ETHNOPHARMACOLOGICAL RELEVANCE: Uwhangchungsimwon (UCW) is a representative traditional herbal medicine for central nervous system disorders in East Asia countries over thousand years. To evaluate the pharmacological effects of UCW against oxidative brain injury in a chronic restraint stress mice model. METHODS AND MATERIALS: C57BL/6 male mice underwent daily oral administration of distilled water, UCW or ascorbic acid 1h before induction of restraint stress (5h of immobilization daily for 14 days). Nitric oxide (NO), total reactive oxygen species (ROS) levels, malondialdehyde, protein carbonyl contents, and activities of antioxidant enzymes, and concentrations of corticosterone, adrenaline, noradrenaline, and dopamine, were measured in brain tissues or sera.
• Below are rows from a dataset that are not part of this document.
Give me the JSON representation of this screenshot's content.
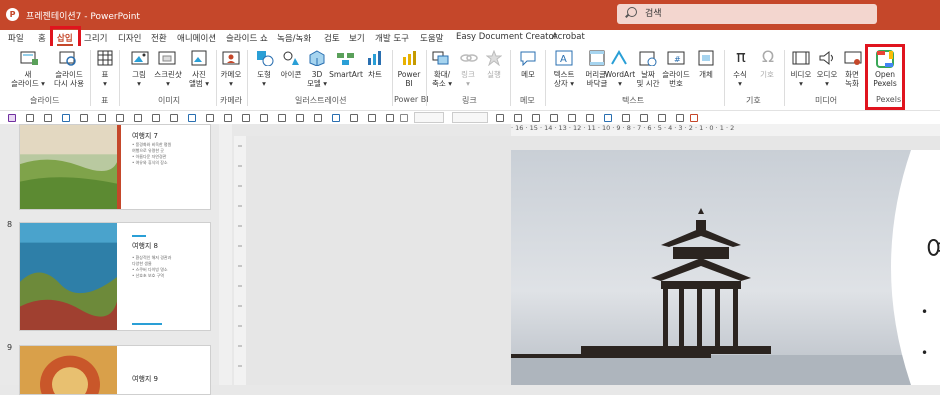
{
  "titlebar": {
    "app_icon_letter": "P",
    "doc_title": "프레젠테이션7 - PowerPoint",
    "search_placeholder": "검색"
  },
  "tabs": [
    "파일",
    "홈",
    "삽입",
    "그리기",
    "디자인",
    "전환",
    "애니메이션",
    "슬라이드 쇼",
    "녹음/녹화",
    "검토",
    "보기",
    "개발 도구",
    "도움말",
    "Easy Document Creator",
    "Acrobat"
  ],
  "active_tab": "삽입",
  "ribbon": {
    "groups": {
      "slides": "슬라이드",
      "tables": "표",
      "images": "이미지",
      "camera": "카메라",
      "illustrations": "일러스트레이션",
      "powerbi": "Power BI",
      "links": "링크",
      "comments": "메모",
      "text": "텍스트",
      "symbols": "기호",
      "media": "미디어",
      "pexels": "Pexels"
    },
    "buttons": {
      "new_slide": "새\n슬라이드 ▾",
      "reuse_slides": "슬라이드\n다시 사용",
      "table": "표\n▾",
      "pictures": "그림\n▾",
      "screenshot": "스크린샷\n▾",
      "photo_album": "사진\n앨범 ▾",
      "cameo": "카메오\n▾",
      "shapes": "도형\n▾",
      "icons": "아이콘",
      "models_3d": "3D\n모델 ▾",
      "smartart": "SmartArt",
      "chart": "차트",
      "powerbi": "Power\nBI",
      "zoom": "확대/\n축소 ▾",
      "link": "링크\n▾",
      "action": "실행",
      "comment": "메모",
      "textbox": "텍스트\n상자 ▾",
      "header_footer": "머리글/\n바닥글",
      "wordart": "WordArt\n▾",
      "date_time": "날짜\n및 시간",
      "slide_number": "슬라이드\n번호",
      "object": "개체",
      "equation": "수식\n▾",
      "symbol": "기호",
      "video": "비디오\n▾",
      "audio": "오디오\n▾",
      "screen_recording": "화면\n녹화",
      "open_pexels": "Open\nPexels"
    }
  },
  "slides_panel": [
    {
      "number": "",
      "title": "여행지 7",
      "bullets": "• 풍경화와 비옥한 평원\n  여행으로 유명한 곳\n• 아름다운 자연경관\n• 여유와 휴식의 장소"
    },
    {
      "number": "8",
      "title": "여행지 8",
      "bullets": "• 환상적인 해저 경관과\n  다양한 생물\n• 스쿠버 다이빙 명소\n• 산호초 보호 구역"
    },
    {
      "number": "9",
      "title": "여행지 9",
      "bullets": ""
    }
  ],
  "ruler": {
    "ticks": "· 16 · 15 · 14 · 13 · 12 · 11 · 10 · 9 · 8 · 7 · 6 · 5 · 4 · 3 · 2 · 1 · 0 · 1 · 2"
  },
  "slide_main": {
    "title_char": "여"
  },
  "colors": {
    "titlebar": "#c5472a",
    "active_tab": "#c5472a",
    "highlight": "#e0141e"
  }
}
RESULTS: Restraint stress notably increased NO and ROS levels, malondialdehyde and protein carbonyl contents in brain tissues, but decreased activities of catalase, glutathione reductase and glutathione peroxidase. These alterations were significantly ameliorated by UCW. UCW significantly attenuated the elevated serum concentrations of corticosterone, adrenaline and noradrenaline. UCW also significantly normalized the gene expressions in brain tissues altered by restraint stress; up-regulation of phenylethanolamine N-methyltransferase (PNMT) and N-methyl-d-aspartate type 1 receptor (NMDAR1), and down-regulation of gamma-Aminobutyric acid type A receptor (GABAAR), glutamate decarboxylase 1 (GAD 67), and glutamate decarboxylase 2 (GAD 65), respectively. Moreover, UCW considerably restored neurogenesis in the hippocampal regions which was disturbed by chronic restraint stress. CONCLUSIONS: These results evidenced that UCW has pharmacological properties for brain protection and neurogenesis in status of stress-associated oxidative damage, and the underlying mechanisms involve the regulation of HPA axis in stress responses.